Some may find it a little confusing, however, when India, a “big victim of terrorism”, cites its “strong position” on terrorism for not supporting the United Nations resolution for an “urgent, durable, and permanent humanitarian ceasefire in Gaza”. It was argued that India “will have no credibility if we say that when terrorism impacts us, it’s very serious; when it happens to somebody else, it’s not serious”. It may seem to many that abstaining in the UN vote did just that.
Returning to Hamas, Israel didn’t create it. That distinction was shared between Ahmad Yasin, a wheelchair-bound Palestinian teacher of Arabic and Islamic studies who was also almost deaf and blind but close to the Muslim Brotherhood, and Brig. Gen. Yitzhak Segev, Israel’s military governor in Gaza in the early 1980s. Gen. Segev told the New York Times that he had helped finance Palestinian Islamists as a “counterweight” to the secularist and leftist Palestine Liberation Organisation and Arafat’s Fatah party. “The Israeli government gave me a budget,” he confessed, “and the military government gives to the mosques”.
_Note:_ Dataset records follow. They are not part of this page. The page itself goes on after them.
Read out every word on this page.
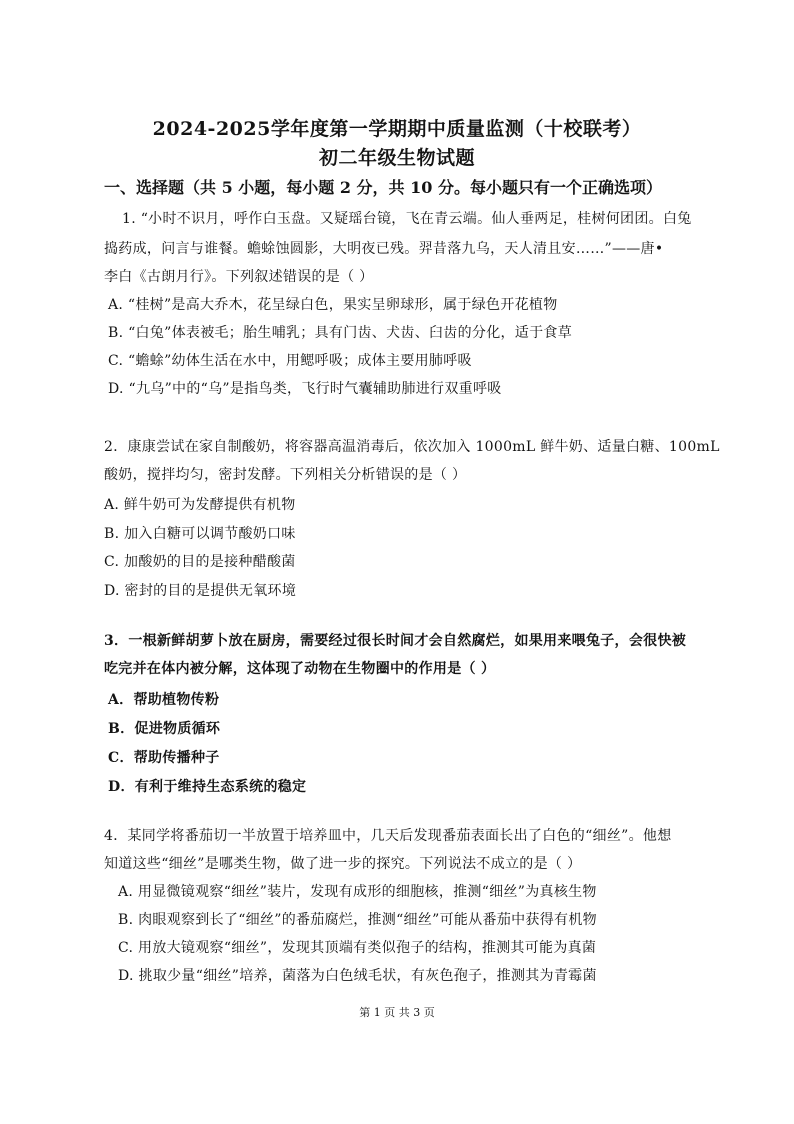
2024-2025学年度第一学期期中质量监测（十校联考）
初二年级生物试题
一、选择题（共 5 小题，每小题 2 分，共 10 分。每小题只有一个正确选项）
1. “小时不识月，呼作白玉盘。又疑瑶台镜，飞在青云端。仙人垂两足，桂树何团团。白兔
捣药成，问言与谁餐。蟾蜍蚀圆影，大明夜已残。羿昔落九乌，天人清且安……”——唐•
李白《古朗月行》。下列叙述错误的是（ ）
A. “桂树”是高大乔木，花呈绿白色，果实呈卵球形，属于绿色开花植物
B. “白兔”体表被毛；胎生哺乳；具有门齿、犬齿、臼齿的分化，适于食草
C. “蟾蜍”幼体生活在水中，用鳃呼吸；成体主要用肺呼吸
D. “九乌”中的“乌”是指鸟类，飞行时气囊辅助肺进行双重呼吸
2．康康尝试在家自制酸奶，将容器高温消毒后，依次加入 1000mL 鲜牛奶、适量白糖、100mL
酸奶，搅拌均匀，密封发酵。下列相关分析错误的是（ ）
A. 鲜牛奶可为发酵提供有机物
B. 加入白糖可以调节酸奶口味
C. 加酸奶的目的是接种醋酸菌
D. 密封的目的是提供无氧环境
3．一根新鲜胡萝卜放在厨房，需要经过很长时间才会自然腐烂，如果用来喂兔子，会很快被
吃完并在体内被分解，这体现了动物在生物圈中的作用是（ ）
A．帮助植物传粉
B．促进物质循环
C．帮助传播种子
D．有利于维持生态系统的稳定
4．某同学将番茄切一半放置于培养皿中，几天后发现番茄表面长出了白色的“细丝”。他想
知道这些“细丝”是哪类生物，做了进一步的探究。下列说法不成立的是（ ）
A. 用显微镜观察“细丝”装片，发现有成形的细胞核，推测“细丝”为真核生物
B. 肉眼观察到长了“细丝”的番茄腐烂，推测“细丝”可能从番茄中获得有机物
C. 用放大镜观察“细丝”，发现其顶端有类似孢子的结构，推测其可能为真菌
D. 挑取少量“细丝”培养，菌落为白色绒毛状，有灰色孢子，推测其为青霉菌
第 1 页 共 3 页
Avner Cohen, a former Israeli religious affairs official who worked in Gaza for more than two decades, provided further confirmation. “Hamas, to my great regret, is Israel’s creation,” he told the Wall Street Journal in 2009, and warned his superiors not to play divide-and-rule in the occupied territories, by backing Islamists against secularists. He advised annihilating the “monster” of Hamas before it “jumps in our face”.
That could have been done in December 1987 when an Israeli truck driver killed some Palestinian workers and started the first Intifada. Yasin and company issued their first leaflet days afterwards, and Hamas’ charter the next August. The Independent’s obituary of Yasin when a missile killed him on March 22, 2004 stated that “Hamas was not formally outlawed by the Israeli military authorities until 1989, fuelling the still commonly held belief among secular Arab nationalists that Israel and US intelligence fostered the group as a useful counterweight to Arafat’s PLO”. Stephen Zunes, an academic at the University of San Francisco, fleshed out that claim in America’s Hidden Role in Hamas’ Rise to Power.
Some well-wishing commentators wonder why the Palestinians did not offer non-violent passive resistance. The answer is that they were not allowed. In 1988, Israel expelled a Palestinian Christian pacifist activist, Mubarak Awad, who advocated Gandhian-style resistance. At the same time, Yasin was allowed to circulate anti-Jewish hate literature and call for Israel’s destruction by force. US policy was similarly duplicitous. Until 1993, American consular officials in Jerusalem periodically met Hamas leaders but were forbidden to meet PLO officials or leading moderates in Arafat’s coalition although the PLO had renounced terrorism and unilaterally recognised Israel as far back as 1988.
In India, the sad tale of building up Jarnail Singh Bhindranwale had already played out by the time Israel discovered in Hamas the enemy that it needs.